Along a sandy beach, carrying my sandals.

Carefully, barefoot, along the stony, burbling path of a creek.

Around a city like a flaneuse.

Places I have walked in my life: across the sandstone and the sand at Lake Powell. The Green Sands beach on the Big Island. The soft green grass of the yard of my childhood home. On tiptoe atop a balance beam, in ballet shoes across a stage. Down streets in Amsterdam, London, Paris, Brussels, Rome. Into and out of hospitals and in paces across waiting rooms, anxious for yet another of Kendell’s surgeries to be successful. In front of the white board in my classroom. For a final time, out of the home I grew up in. Into a restaurant to meet a friend. Down the hall into the baby’s room, just to watch him sleep.

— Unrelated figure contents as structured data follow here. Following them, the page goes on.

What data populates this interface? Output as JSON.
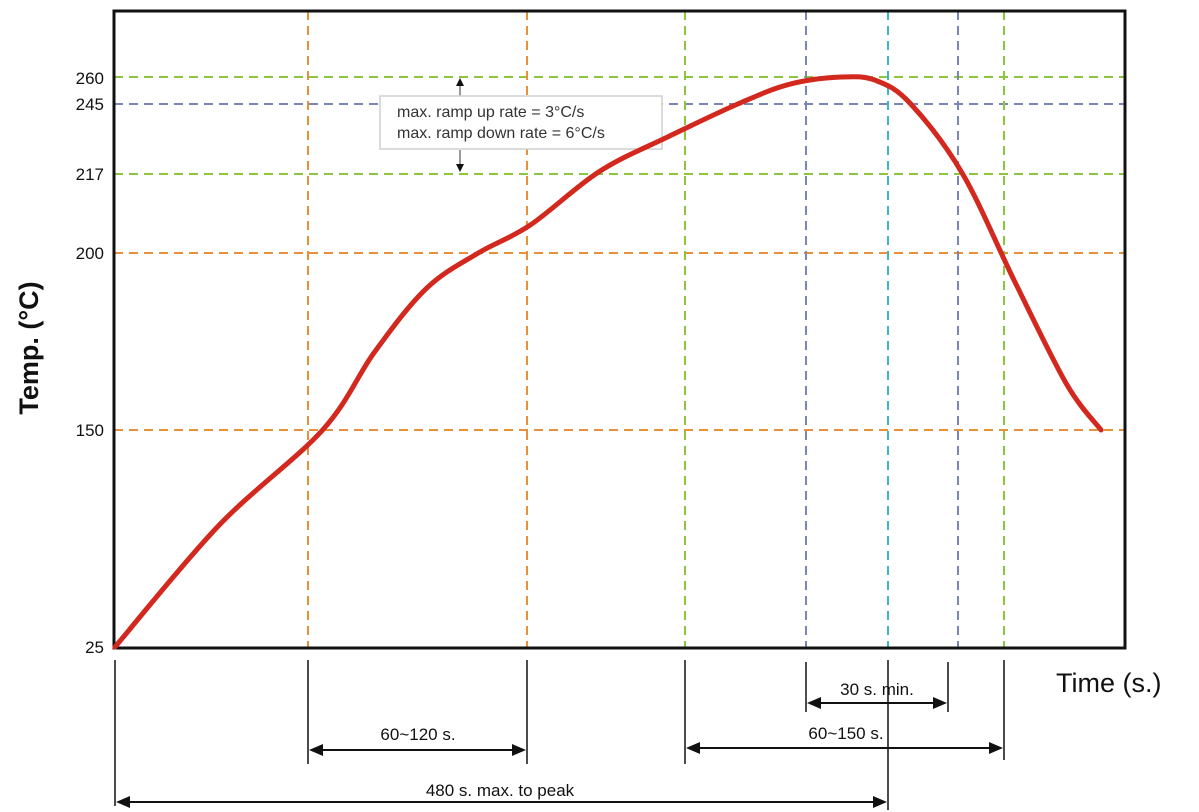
{
  "chart_data": {
    "type": "line",
    "xlabel": "Time (s.)",
    "ylabel": "Temp. (°C)",
    "y_ticks": [
      25,
      150,
      200,
      217,
      245,
      260
    ],
    "series": [
      {
        "color": "#d2281e",
        "points": [
          [
            0,
            25
          ],
          [
            60,
            95
          ],
          [
            120,
            150
          ],
          [
            150,
            172
          ],
          [
            180,
            190
          ],
          [
            210,
            200
          ],
          [
            240,
            206
          ],
          [
            280,
            218
          ],
          [
            320,
            232
          ],
          [
            360,
            245
          ],
          [
            390,
            256
          ],
          [
            420,
            260
          ],
          [
            440,
            258
          ],
          [
            460,
            245
          ],
          [
            490,
            217
          ],
          [
            520,
            192
          ],
          [
            550,
            163
          ],
          [
            570,
            150
          ]
        ]
      }
    ],
    "annotation": {
      "line1": "max. ramp up rate = 3°C/s",
      "line2": "max. ramp down rate = 6°C/s"
    },
    "spans": [
      {
        "label": "30 s. min."
      },
      {
        "label": "60~120 s."
      },
      {
        "label": "60~150 s."
      },
      {
        "label": "480 s. max. to peak"
      }
    ],
    "colors": {
      "curve": "#d2281e",
      "orange_grid": "#e8913a",
      "green_grid": "#8cc63f",
      "blue_grid": "#7b86b8",
      "cyan_grid": "#3fb6c8"
    }
  }
}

I have annoyed my teenagers by walking too fast through the mall and been annoyed by slow walkers in the exit line at Costco.

And I have thought about how, for those 47-something years of walking, I took it for granted. It’s what we do, as humans, the way we move within our world, the way we experience and process and get places. I never really pondered a life without walking, until now, when my two-thirds-of-a-mile loop walk takes me 20 minutes to finish and my foot is pounding when I’m done. So slow. So awkward. And knowing that even that, the slowness, the awkward pace—even that is a blessing. A privilege.

So as I continue on, improving my walking ability (I sometimes feel like a very old, slightly wrinkled, surprisingly grey-haired giant toddler these days), I will keep this knowledge. Walking, which seems so quotidian, is magic. I won’t ever take it for granted again.